La revancha de Nico
El título mundial hizo olvidar un pésimo año con el Athletic. Ahora tiene el reto de despegar al fin en su club.
El sueño de la Champions League acabó siendo una pesadilla el curso pasado por culpa de la dichosa pubalgia y las lesiones que llegaron antes y después de la misma. “Fue un año y medio de sufrimiento, tristeza, incertidumbre y ansiedad”, confesó. Su esperada renovación en julio de 2025 hasta 2035 ha sido la mejor noticia en este tiempo... hasta que llegó el Mundial. Las lesiones interrumpieron ese crecimiento. Hubo destellos, como su doblete ante el Alavés en mayo, cuando mostró de nuevo al jugador capaz de decidir un partido prácticamente por sí solo. Pero la continuidad nunca llegó a ser la deseada. “Él mismo ha dicho que ha sido una temporada difícil, se ha perdido muchos partidos. Pero se ve que va a más. No es fácil una lesión así, recaer… pero está recuperando ritmo”, señaló Laporte recientemente.
Y ahora se presenta el reto de salir de ese agujero, aprovechando el impulso de la Selección. “Me siento liberado. El año ha sido de miseria. Pero la vida te golpea y hay que levantarse”, confesó. Edin Terzic no va a tener fichajes este año. Sabe que el margen de mejora pasa en gran medida por recuperar el nivel sublime de Nico, con el que habló en cuanto se hizo cargo del banquillo del Athletic y le dejó claro que está convencido de su potencial y que le gustan sus cualidades. De hecho, desde hace meses, cuando se comprometió con el presidente Uriarte a liderar el proyecto rojiblanco, otorgó al menor de los Williams una importancia capital y ha medido muy bien cómo dosificarle y sacar a relucir sus mejores virtudes. De momento, al ensayo general de esta noche en Bérgamo ante el Atalanta (20:45 horas) no le ha llevado, como a Laporte: de los campeones sólo viaja Simón.

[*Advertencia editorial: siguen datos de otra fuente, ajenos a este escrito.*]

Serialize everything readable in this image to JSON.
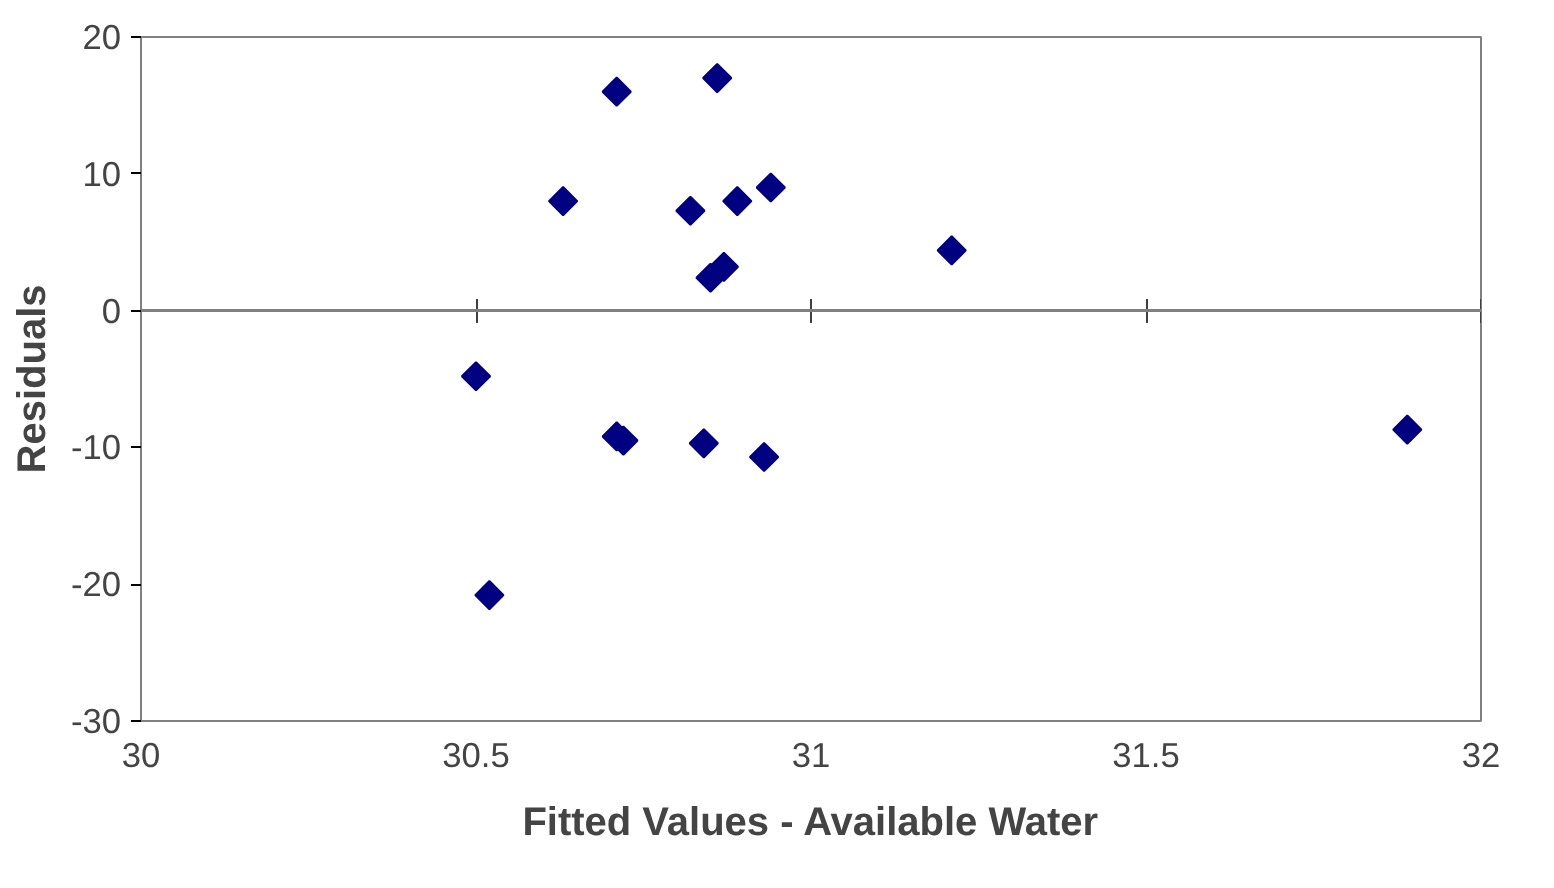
{
  "chart_data": {
    "type": "scatter",
    "xlabel": "Fitted Values - Available Water",
    "ylabel": "Residuals",
    "x": [
      30.71,
      30.86,
      30.63,
      30.82,
      30.89,
      30.94,
      31.21,
      30.85,
      30.87,
      30.5,
      30.71,
      30.72,
      30.84,
      30.93,
      30.52,
      31.89
    ],
    "series": [
      {
        "color": "#000080",
        "values": [
          16.0,
          17.0,
          8.0,
          7.3,
          8.0,
          9.0,
          4.4,
          2.4,
          3.2,
          -4.8,
          -9.2,
          -9.5,
          -9.7,
          -10.7,
          -20.8,
          -8.7
        ]
      }
    ],
    "xlim": [
      30,
      32
    ],
    "ylim": [
      -30,
      20
    ],
    "xticks": [
      30,
      30.5,
      31,
      31.5,
      32
    ],
    "yticks": [
      -30,
      -20,
      -10,
      0,
      10,
      20
    ],
    "marker": "diamond",
    "grid": false,
    "ref_lines": [
      {
        "axis": "y",
        "value": 0,
        "color": "#808080"
      }
    ]
  }
}
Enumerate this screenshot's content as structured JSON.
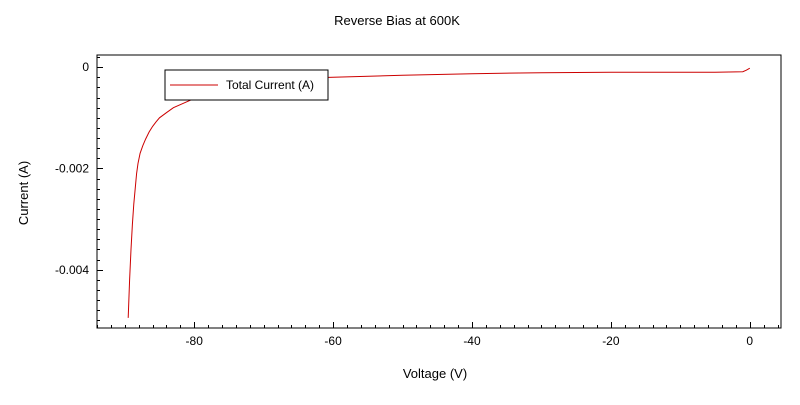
{
  "chart_data": {
    "type": "line",
    "title": "Reverse Bias at 600K",
    "xlabel": "Voltage (V)",
    "ylabel": "Current (A)",
    "xlim": [
      -94,
      4.5
    ],
    "ylim": [
      -0.00515,
      0.00024
    ],
    "x_ticks": [
      -80,
      -60,
      -40,
      -20,
      0
    ],
    "x_tick_labels": [
      "-80",
      "-60",
      "-40",
      "-20",
      "0"
    ],
    "y_ticks": [
      0,
      -0.002,
      -0.004
    ],
    "y_tick_labels": [
      "0",
      "-0.002",
      "-0.004"
    ],
    "grid": false,
    "legend_position": "top-left",
    "series": [
      {
        "name": "Total Current (A)",
        "color": "#cc0000",
        "x": [
          -89.5,
          -89.3,
          -89.1,
          -88.9,
          -88.7,
          -88.5,
          -88.3,
          -88.1,
          -87.8,
          -87.4,
          -87.0,
          -86.5,
          -86.0,
          -85.5,
          -85.0,
          -84.0,
          -83.0,
          -81.0,
          -78.0,
          -75.0,
          -70.0,
          -65.0,
          -60.0,
          -50.0,
          -40.0,
          -30.0,
          -20.0,
          -10.0,
          -5.0,
          -1.0,
          -0.5,
          0.0
        ],
        "y": [
          -0.00495,
          -0.0042,
          -0.0036,
          -0.0031,
          -0.0027,
          -0.0024,
          -0.0021,
          -0.0019,
          -0.0017,
          -0.00155,
          -0.00142,
          -0.00128,
          -0.00117,
          -0.00108,
          -0.001,
          -0.0009,
          -0.0008,
          -0.00068,
          -0.0005,
          -0.00038,
          -0.00028,
          -0.00022,
          -0.0002,
          -0.00016,
          -0.00013,
          -0.00011,
          -0.0001,
          -0.0001,
          -0.0001,
          -9e-05,
          -6e-05,
          -2e-05
        ]
      }
    ]
  }
}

Se reía el entrenador de Menden cuando le preguntaron por un posible interés del Barça por Laporte y, sin citarlo, aludió al 10: “Creo que no es una historia nueva, quizás con otro nombre”. Desde la distancia, asistió a la final de Nueva York con el corazón orientado hacia sus pupilos: “Estamos muy orgullosos de que tres de nuestros jugadores no solo hayan participado, sino que también hayan desempeñado un papel fundamental en el torneo, rindiendo a un gran nivel. Orgullosos y deseando poder recibirlos muy pronto como campeones del mundo”.
Nico, que ha acaparado minutos en programas de corazón este año por razones ajenas al fútbol, no borra la sonrisa de su rostro. “Volver a ser feliz jugando al fútbol era mi mayor prioridad, junto a recuperar la sonrisa. Porque sin una sonrisa, sin disfrutar y sin ser feliz, no puedo rendir al máximo nivel”, reconoció después de una nueva lesión sufrida durante el Mundial que por fortuna no le impidió estar disponible para los partidos más importantes, los cruces. Añadió una frase que resume su objetivo: “Espero que llegue el mejor Nico”.
Ahora quiere que todo sea diferente. El éxito internacional no cambia la espina que tiene clavada en San Mamés, su siguiente objetivo. Todavía tiene una cuenta pendiente consigo mismo. No necesita demostrar que es un gran futbolista. Eso ya lo ha hecho. Lo que busca es recuperar la continuidad que las lesiones le negaron y volver a disfrutar de una temporada completa. Regresó el lunes con Simón y Laporte a Lezama para incorporarse a la pretemporada y se le veía con esa felicidad de antes. Sin competición europea, someterá a menos exigencia a su cuerpo, aunque seguro que le habría gustado ese escaparate, en el que malvivió estos dos años, ya que se perdió la vuelta de la semifinal de la Europa League ante el United en 2025 y la mitad de los encuentros de Champions el pasado ejercicio.